Some time (perhaps at least two lockdowns) ago, I encouraged members of the financial services industry to review and respond to the FCA's consultation on a new prudential regime for investment firms on the basis that it would have an impact on the post-Brexit relationship with the EU. As it happens... it is unlikely to do so, as an earlier post today surmised.

However, the fact remains that, for every policy initiative, recommendation, report and speech, someone at Endeavour Square must consult on the rules which will (eventually) give them life. Like a Stratford-based, dress-down-on-Fridays Dr Frankenstein, risking pitchforks and angry villagers, pulling together the various bits and trying not to create a monster.

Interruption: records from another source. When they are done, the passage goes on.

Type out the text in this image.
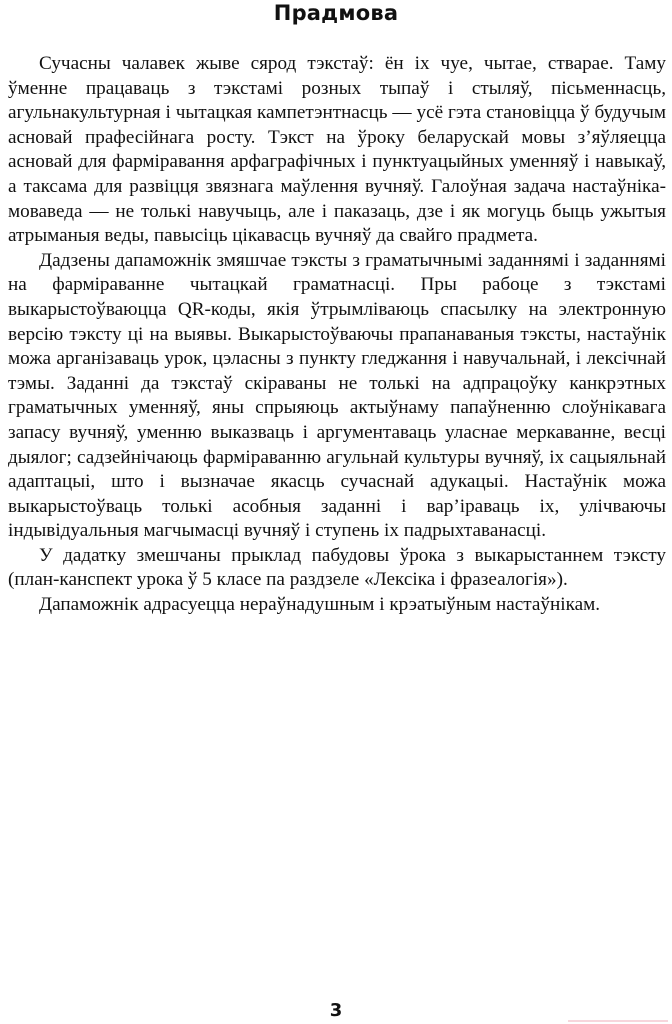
Прадмова

Сучасны чалавек жыве сярод тэкстаў: ён іх чуе, чытае, стварае. Таму ўменне працаваць з тэкстамі розных тыпаў і стыляў, пісьменнасць, агульнакультурная і чытацкая кампетэнтнасць — усё гэта становіцца ў будучым асновай прафесійнага росту. Тэкст на ўроку беларускай мовы з’яўляецца асновай для фарміравання арфаграфічных і пунктуацыйных уменняў і навыкаў, а таксама для развіцця звязнага маўлення вучняў. Галоўная задача настаўніка-моваведа — не толькі навучыць, але і паказаць, дзе і як могуць быць ужытыя атрыманыя веды, павысіць цікавасць вучняў да свайго прадмета.

Дадзены дапаможнік змяшчае тэксты з граматычнымі заданнямі і заданнямі на фарміраванне чытацкай граматнасці. Пры рабоце з тэкстамі выкарыстоўваюцца QR-коды, якія ўтрымліваюць спасылку на электронную версію тэксту ці на выявы. Выкарыстоўваючы прапанаваныя тэксты, настаўнік можа арганізаваць урок, цэласны з пункту гледжання і навучальнай, і лексічнай тэмы. Заданні да тэкстаў скіраваны не толькі на адпрацоўку канкрэтных граматычных уменняў, яны спрыяюць актыўнаму папаўненню слоўнікавага запасу вучняў, уменню выказваць і аргументаваць уласнае меркаванне, весці дыялог; садзейнічаюць фарміраванню агульнай культуры вучняў, іх сацыяльнай адаптацыі, што і вызначае якасць сучаснай адукацыі. Настаўнік можа выкарыстоўваць толькі асобныя заданні і вар’іраваць іх, улічваючы індывідуальныя магчымасці вучняў і ступень іх падрыхтаванасці.

У дадатку змешчаны прыклад пабудовы ўрока з выкарыстаннем тэксту (план-канспект урока ў 5 класе па раздзеле «Лексіка і фразеалогія»).

Дапаможнік адрасуецца нераўнадушным і крэатыўным настаўнікам.

3
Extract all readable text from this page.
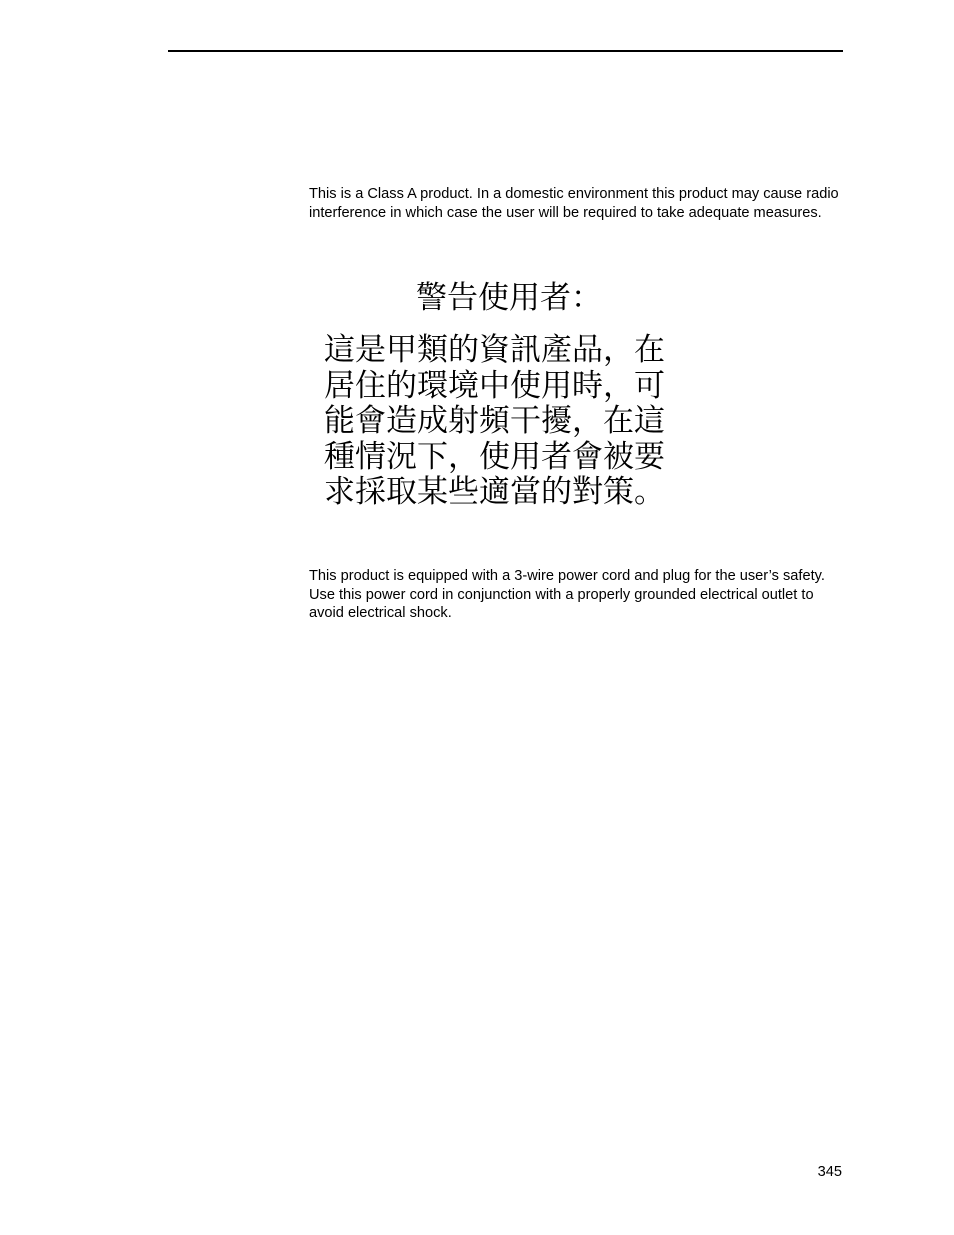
This is a Class A product. In a domestic environment this product may cause radio interference in which case the user will be required to take adequate measures.

警告使用者：
這是甲類的資訊產品，在
居住的環境中使用時，可
能會造成射頻干擾，在這
種情況下，使用者會被要
求採取某些適當的對策。

This product is equipped with a 3-wire power cord and plug for the user’s safety. Use this power cord in conjunction with a properly grounded electrical outlet to avoid electrical shock.

345
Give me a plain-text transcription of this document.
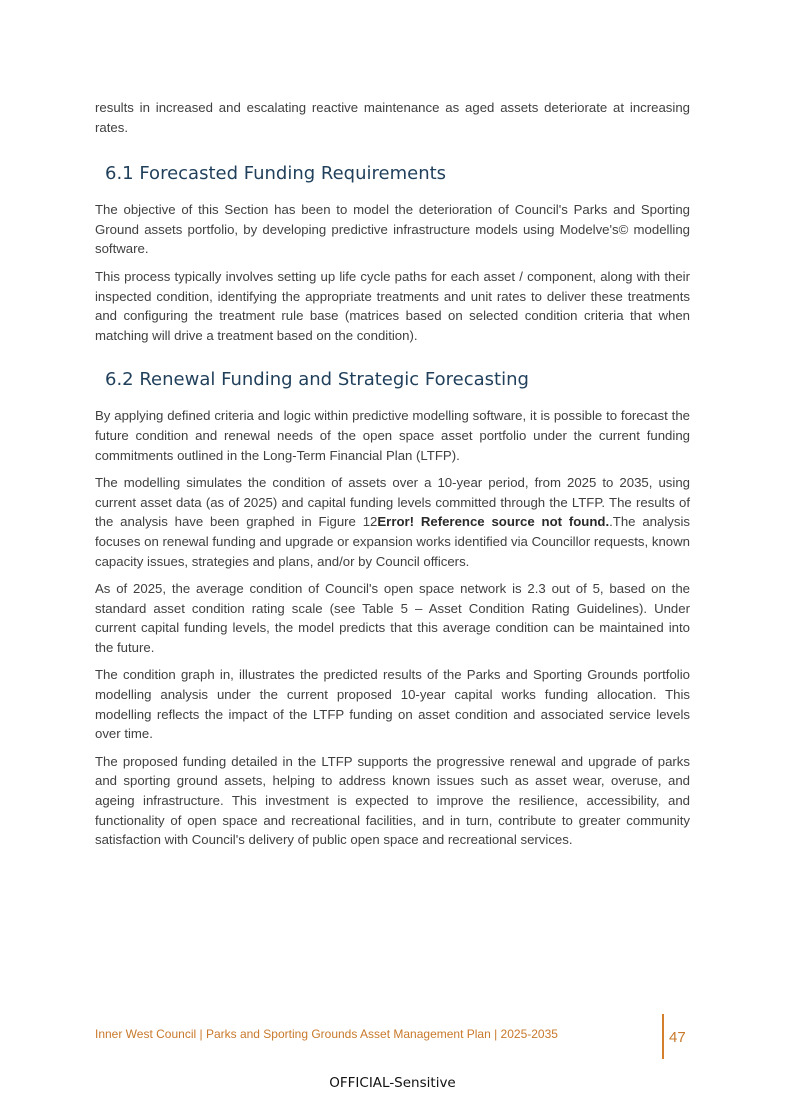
results in increased and escalating reactive maintenance as aged assets deteriorate at increasing rates.

6.1 Forecasted Funding Requirements

The objective of this Section has been to model the deterioration of Council's Parks and Sporting Ground assets portfolio, by developing predictive infrastructure models using Modelve's© modelling software.

This process typically involves setting up life cycle paths for each asset / component, along with their inspected condition, identifying the appropriate treatments and unit rates to deliver these treatments and configuring the treatment rule base (matrices based on selected condition criteria that when matching will drive a treatment based on the condition).

6.2 Renewal Funding and Strategic Forecasting

By applying defined criteria and logic within predictive modelling software, it is possible to forecast the future condition and renewal needs of the open space asset portfolio under the current funding commitments outlined in the Long-Term Financial Plan (LTFP).

The modelling simulates the condition of assets over a 10-year period, from 2025 to 2035, using current asset data (as of 2025) and capital funding levels committed through the LTFP. The results of the analysis have been graphed in Figure 12Error! Reference source not found..The analysis focuses on renewal funding and upgrade or expansion works identified via Councillor requests, known capacity issues, strategies and plans, and/or by Council officers.

As of 2025, the average condition of Council's open space network is 2.3 out of 5, based on the standard asset condition rating scale (see Table 5 – Asset Condition Rating Guidelines). Under current capital funding levels, the model predicts that this average condition can be maintained into the future.

The condition graph in, illustrates the predicted results of the Parks and Sporting Grounds portfolio modelling analysis under the current proposed 10-year capital works funding allocation. This modelling reflects the impact of the LTFP funding on asset condition and associated service levels over time.

The proposed funding detailed in the LTFP supports the progressive renewal and upgrade of parks and sporting ground assets, helping to address known issues such as asset wear, overuse, and ageing infrastructure. This investment is expected to improve the resilience, accessibility, and functionality of open space and recreational facilities, and in turn, contribute to greater community satisfaction with Council's delivery of public open space and recreational services.

Inner West Council | Parks and Sporting Grounds Asset Management Plan | 2025-2035	47
OFFICIAL-Sensitive
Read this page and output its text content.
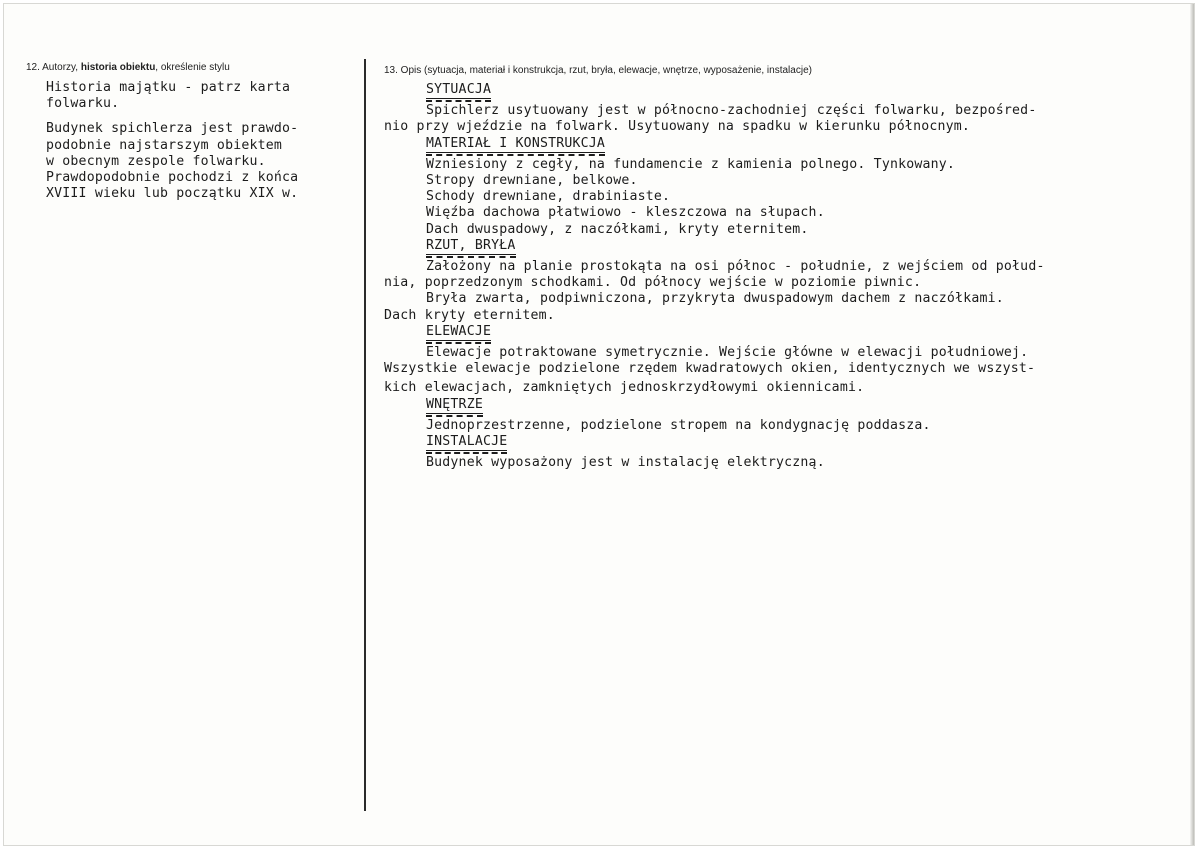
12. Autorzy, historia obiektu, określenie stylu	13. Opis (sytuacja, materiał i konstrukcja, rzut, bryła, elewacje, wnętrze, wyposażenie, instalacje)
Historia majątku - patrz karta
folwarku.
Budynek spichlerza jest prawdo-
podobnie najstarszym obiektem
w obecnym zespole folwarku.
Prawdopodobnie pochodzi z końca
XVIII wieku lub początku XIX w.
SYTUACJA
Spichlerz usytuowany jest w północno-zachodniej części folwarku, bezpośred-
nio przy wjeździe na folwark. Usytuowany na spadku w kierunku północnym.
MATERIAŁ I KONSTRUKCJA
Wzniesiony z cegły, na fundamencie z kamienia polnego. Tynkowany.
Stropy drewniane, belkowe.
Schody drewniane, drabiniaste.
Więźba dachowa płatwiowo - kleszczowa na słupach.
Dach dwuspadowy, z naczółkami, kryty eternitem.
RZUT, BRYŁA
Założony na planie prostokąta na osi północ - południe, z wejściem od połud-
nia, poprzedzonym schodkami. Od północy wejście w poziomie piwnic.
Bryła zwarta, podpiwniczona, przykryta dwuspadowym dachem z naczółkami.
Dach kryty eternitem.
ELEWACJE
Elewacje potraktowane symetrycznie. Wejście główne w elewacji południowej.
Wszystkie elewacje podzielone rzędem kwadratowych okien, identycznych we wszyst-
kich elewacjach, zamkniętych jednoskrzydłowymi okiennicami.
WNĘTRZE
Jednoprzestrzenne, podzielone stropem na kondygnację poddasza.
INSTALACJE
Budynek wyposażony jest w instalację elektryczną.
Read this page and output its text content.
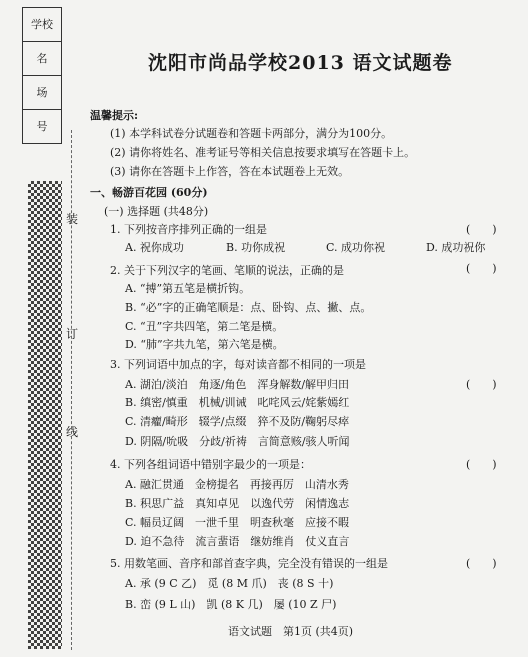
学校
名
场
号
装
订
线
沈阳市尚品学校2013 语文试题卷
温馨提示:
(1) 本学科试卷分试题卷和答题卡两部分，满分为100分。
(2) 请你将姓名、准考证号等相关信息按要求填写在答题卡上。
(3) 请你在答题卡上作答，答在本试题卷上无效。
一、畅游百花园 (60分)
(一) 选择题 (共48分)
1. 下列按音序排列正确的一组是	(　　)
A. 祝你成功	B. 功你成祝	C. 成功你祝	D. 成功祝你
2. 关于下列汉字的笔画、笔顺的说法，正确的是	(　　)
A. “搏”第五笔是横折钩。
B. “必”字的正确笔顺是：点、卧钩、点、撇、点。
C. “丑”字共四笔，第二笔是横。
D. “肺”字共九笔，第六笔是横。
3. 下列词语中加点的字，每对读音都不相同的一项是
(　　)
A. 湖泊/淡泊　角逐/角色　浑身解数/解甲归田
B. 缜密/慎重　机械/训诫　叱咤风云/姹紫嫣红
C. 清癯/畸形　辍学/点缀　猝不及防/鞠躬尽瘁
D. 阴隔/吮吸　分歧/祈祷　言简意赅/骇人听闻
4. 下列各组词语中错别字最少的一项是：	(　　)
A. 融汇贯通　金榜提名　再接再厉　山清水秀
B. 积思广益　真知卓见　以逸代劳　闲情逸志
C. 幅员辽阔　一泄千里　明查秋毫　应接不暇
D. 迫不急待　流言蜚语　继妨维肖　仗义直言
5. 用数笔画、音序和部首查字典，完全没有错误的一组是	(　　)
A. 承 (9 C 乙)　觅 (8 M 爪)　丧 (8 S 十)
B. 峦 (9 L 山)　凯 (8 K 几)　屡 (10 Z 尸)
语文试题　第1页 (共4页)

The FCA continues its consultation on its proposed prudential regime. There are bound to be some angry villagers and perhaps some pitchfork-waving, for example:

  • "[t]he new regime will streamline and simplify the prudential requirements for solo regulated investment firms in the UK (FCA investment firms). In line with FCA objectives and our Mission, it will refocus prudential requirements and expectations away from risks the firm faces, to also consider and look to mitigate the potential for harm the firm can pose to consumers and markets";
  • a base liquid asset requirement for all firms; and
  • making all direct and indirect clearing firms "non-SNI" (i.e. they cannot be "small, non-interconnected firms"),

might be some participants' notion of a monster. However, the FCA is heart-and-soul part of the current initiatives to ensure the UK's pre-eminence in technology and data driven financial services, regulation and innovation, so perhaps there remains hope of a happy ending - no Frankenstein wanting to flee from his problems, and no monster wanting revenge for having been created.